In a 2008 interview, Morrison said that he had no choice about the selection of Merenstein as his producer, because he had no money. And he said he did most of the production himself.
However, Morrison was angry that while he wrote the songs on Astral Weeks to a storyline, Merenstein placed them out of sequence on the finished album.
"I think Van was a little p***** with me for doing that," Merenstein conceded. The producer's admiration for Morrison never dimmed, however. He described the Morrison of the Astral Weeks sessions as a marvellously gifted poet and artist. "I knew he was being reborn. It was stunning."
He said that after Warner Brothers received the album, the company didn't know what to make of it and told Merenstein to "make Astral Weeks into Brown Eyed Girl", but he said he still loved the "timeless" record - which still moved him decades after he produced it.
Back in 1968, it was only after Rolling Stone magazine named Astral Weeks as its album of the year that people started to pay it attention and to give Van Morrison the credit he was due, although sales never matched the critical acclaim that it received. Merenstein, who went on to produce records by the Spencer Davis Group, John Cale, the Mamas & the Papas and country rock star Charlie Daniels, said that there had been no contact between Van Morrison and the musicians who worked on Astral Weeks.

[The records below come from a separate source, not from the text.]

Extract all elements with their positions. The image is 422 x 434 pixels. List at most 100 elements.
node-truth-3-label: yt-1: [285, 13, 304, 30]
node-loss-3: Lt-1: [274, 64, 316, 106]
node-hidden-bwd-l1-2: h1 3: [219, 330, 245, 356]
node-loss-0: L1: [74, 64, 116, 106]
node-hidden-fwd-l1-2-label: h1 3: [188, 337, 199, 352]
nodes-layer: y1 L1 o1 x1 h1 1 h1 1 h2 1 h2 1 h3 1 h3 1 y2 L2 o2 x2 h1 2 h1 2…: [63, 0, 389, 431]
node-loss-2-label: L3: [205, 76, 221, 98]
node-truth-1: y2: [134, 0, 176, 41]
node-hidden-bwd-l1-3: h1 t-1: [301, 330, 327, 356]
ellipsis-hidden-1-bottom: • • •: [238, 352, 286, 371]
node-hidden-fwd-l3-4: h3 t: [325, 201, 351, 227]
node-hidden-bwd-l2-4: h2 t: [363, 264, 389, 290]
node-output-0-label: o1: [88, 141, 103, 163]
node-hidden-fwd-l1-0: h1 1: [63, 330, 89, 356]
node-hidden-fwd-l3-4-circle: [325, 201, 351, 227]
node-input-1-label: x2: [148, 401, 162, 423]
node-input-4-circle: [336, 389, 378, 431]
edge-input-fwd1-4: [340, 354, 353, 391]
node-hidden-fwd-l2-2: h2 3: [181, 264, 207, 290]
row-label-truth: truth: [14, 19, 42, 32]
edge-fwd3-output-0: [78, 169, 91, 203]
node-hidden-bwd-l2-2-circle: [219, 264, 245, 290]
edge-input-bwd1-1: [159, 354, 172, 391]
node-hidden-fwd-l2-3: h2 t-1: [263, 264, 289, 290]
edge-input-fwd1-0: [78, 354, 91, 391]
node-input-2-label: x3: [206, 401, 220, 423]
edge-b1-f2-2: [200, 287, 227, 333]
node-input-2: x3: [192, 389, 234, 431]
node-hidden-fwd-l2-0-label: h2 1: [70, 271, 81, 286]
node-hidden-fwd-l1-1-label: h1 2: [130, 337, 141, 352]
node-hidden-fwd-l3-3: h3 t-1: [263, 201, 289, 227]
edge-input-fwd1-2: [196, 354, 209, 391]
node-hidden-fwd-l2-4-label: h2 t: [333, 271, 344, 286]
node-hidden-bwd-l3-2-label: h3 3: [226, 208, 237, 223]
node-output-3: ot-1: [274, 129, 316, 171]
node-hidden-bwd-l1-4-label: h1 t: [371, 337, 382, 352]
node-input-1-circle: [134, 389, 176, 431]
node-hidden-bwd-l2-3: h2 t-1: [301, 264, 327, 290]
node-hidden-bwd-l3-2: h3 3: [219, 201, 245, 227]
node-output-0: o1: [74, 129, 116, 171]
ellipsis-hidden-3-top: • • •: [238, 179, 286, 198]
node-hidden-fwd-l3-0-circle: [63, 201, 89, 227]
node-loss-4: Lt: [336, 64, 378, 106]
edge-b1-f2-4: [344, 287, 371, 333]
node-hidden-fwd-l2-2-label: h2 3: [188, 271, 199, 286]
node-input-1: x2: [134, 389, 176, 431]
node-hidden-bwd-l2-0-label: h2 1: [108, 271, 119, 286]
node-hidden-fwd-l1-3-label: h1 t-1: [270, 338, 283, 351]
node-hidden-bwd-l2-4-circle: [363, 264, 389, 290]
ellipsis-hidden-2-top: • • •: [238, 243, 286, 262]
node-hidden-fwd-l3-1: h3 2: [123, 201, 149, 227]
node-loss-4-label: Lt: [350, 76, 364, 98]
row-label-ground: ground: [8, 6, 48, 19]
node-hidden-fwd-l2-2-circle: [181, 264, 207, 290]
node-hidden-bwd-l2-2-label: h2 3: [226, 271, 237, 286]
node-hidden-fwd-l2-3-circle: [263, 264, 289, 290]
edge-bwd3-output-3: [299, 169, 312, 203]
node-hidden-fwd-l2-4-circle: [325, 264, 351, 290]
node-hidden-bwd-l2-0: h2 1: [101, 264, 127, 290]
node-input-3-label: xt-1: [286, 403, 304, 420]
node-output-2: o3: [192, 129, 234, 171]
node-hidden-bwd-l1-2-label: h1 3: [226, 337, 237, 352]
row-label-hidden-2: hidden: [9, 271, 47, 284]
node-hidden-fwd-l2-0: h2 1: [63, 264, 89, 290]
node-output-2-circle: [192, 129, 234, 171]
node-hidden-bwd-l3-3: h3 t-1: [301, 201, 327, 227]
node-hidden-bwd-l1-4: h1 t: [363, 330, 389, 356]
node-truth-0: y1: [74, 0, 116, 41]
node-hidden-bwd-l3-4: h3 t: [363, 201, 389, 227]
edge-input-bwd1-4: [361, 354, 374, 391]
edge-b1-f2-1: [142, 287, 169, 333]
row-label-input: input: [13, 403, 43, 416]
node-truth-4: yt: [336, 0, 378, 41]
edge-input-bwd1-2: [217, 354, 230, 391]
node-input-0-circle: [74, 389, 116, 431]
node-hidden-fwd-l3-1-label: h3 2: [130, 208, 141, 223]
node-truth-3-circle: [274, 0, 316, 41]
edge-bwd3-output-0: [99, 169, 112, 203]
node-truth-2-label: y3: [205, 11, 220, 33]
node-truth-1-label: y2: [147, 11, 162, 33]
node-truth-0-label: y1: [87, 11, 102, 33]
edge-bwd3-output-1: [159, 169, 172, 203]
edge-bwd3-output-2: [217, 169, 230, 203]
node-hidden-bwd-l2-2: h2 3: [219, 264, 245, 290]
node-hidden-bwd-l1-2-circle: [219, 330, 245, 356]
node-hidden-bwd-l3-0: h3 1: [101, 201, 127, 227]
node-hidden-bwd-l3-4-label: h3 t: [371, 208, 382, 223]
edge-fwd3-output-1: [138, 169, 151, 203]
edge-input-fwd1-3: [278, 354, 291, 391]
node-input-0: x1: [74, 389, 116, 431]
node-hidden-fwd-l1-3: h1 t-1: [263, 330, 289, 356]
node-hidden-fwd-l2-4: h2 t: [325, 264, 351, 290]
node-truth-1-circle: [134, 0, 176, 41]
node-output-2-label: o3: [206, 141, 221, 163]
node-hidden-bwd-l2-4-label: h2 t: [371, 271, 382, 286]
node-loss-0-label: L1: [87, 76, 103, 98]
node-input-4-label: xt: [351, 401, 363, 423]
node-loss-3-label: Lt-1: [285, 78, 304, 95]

One musician, Richard Davis, said he didn't think Van even introduced himself, but said: "He seemed very shy".
In November 2008, Morrison recruited Jay Berliner as one of the musicians to play two concerts at the Hollywood Bowl in Los Angeles, playing the entire Astral Weeks album.
He later toured with the same show and released a live album and a DVD of the Hollywood performances. Merenstein wasn't involved in the 'new' Astral Weeks, but there are reports that he did go to see the show, even though he had his reservations about what Morrison was doing.
In another interview last year, Merenstein repeated how much Astral Weeks had impacted on him, but he said working on Van's Moondance album was sad.
"He could be pretty wild back then, he was drinking," he said, adding that it wasn't long before Morrison's new manager around the time of Moondance talked him into getting rid of Merenstein and everyone else who had been working with him.
But for Merenstein, who died of complications due to pneumonia, Astral Weeks will undoubtedly be his musical legacy.
He once said: "I'm terribly proud of the album and I'm so glad I heard what I heard, when I heard it."